Bien sûr, il n’est nullement question de refuser la connaissance de ce qui était hier inconnu et encore moins de renoncer à fouiller dans ce qu’on sait pour en savoir davantage partout où c’est possible, mais en déséquilibrant les savoirs au profit de la nouveauté, on s’est privé d’un regard sur le futur fort des expériences du passé. On s’est gargarisé de nouveaux mots, comme s’il était honteux d’user encore ceux forgés dans les années d’effervescence du siècle des Lumières et de celui de la révolution industrielle d’abord et populaire ensuite.
Si bien que l’on a aujourd’hui, des diplômés d’une qualité humaine bien inférieure à ce qu’elle était avant.
Rions des traités de médecine de 1880 à juste titre, parce qu’à la lumière de nos connaissances actuelles, ils sont d’un ridicule achevé, comme ceux qui parlent des mœurs et de la justice, mais ne rions pas des hommes qui les ont étudiés et qui sont devenus des intellectuels d’un autre siècle.
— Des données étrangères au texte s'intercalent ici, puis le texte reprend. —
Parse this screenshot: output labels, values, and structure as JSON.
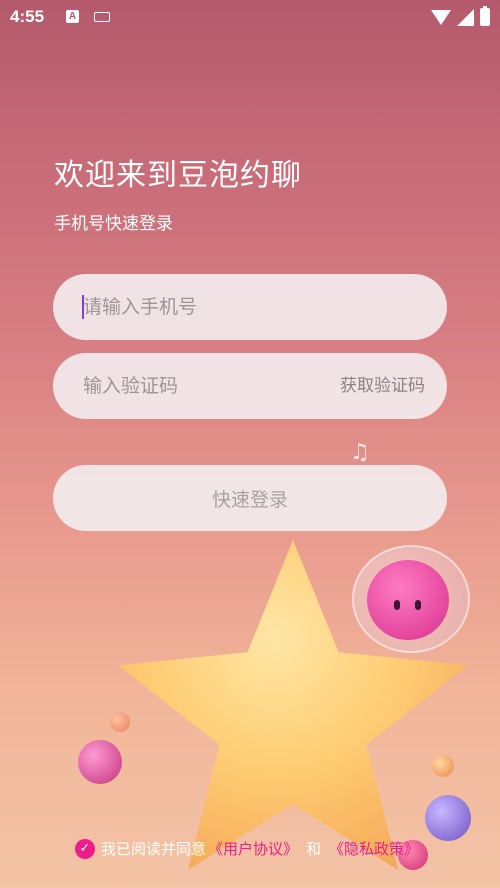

Il y avait plus d’humanité dans un instituteur ou dans un médecin de campagne en 1880 que dans dix classes de l’ULg en 2010, professeurs compris.

Commentaires

" Il y avait plus d’humanité dans un instituteur ou dans un médecin de campagne en 1880 que dans dix classes de l’ULg en 2010, professeurs compris."

Au risque de me répéter...Mais qui êtes vous donc, je suis scotché par vos articles et cette très grande humanité qui transpire à travers la plupart de vos articles, je vous avoue que ce serait pour moi un immense plaisir de vous connaître.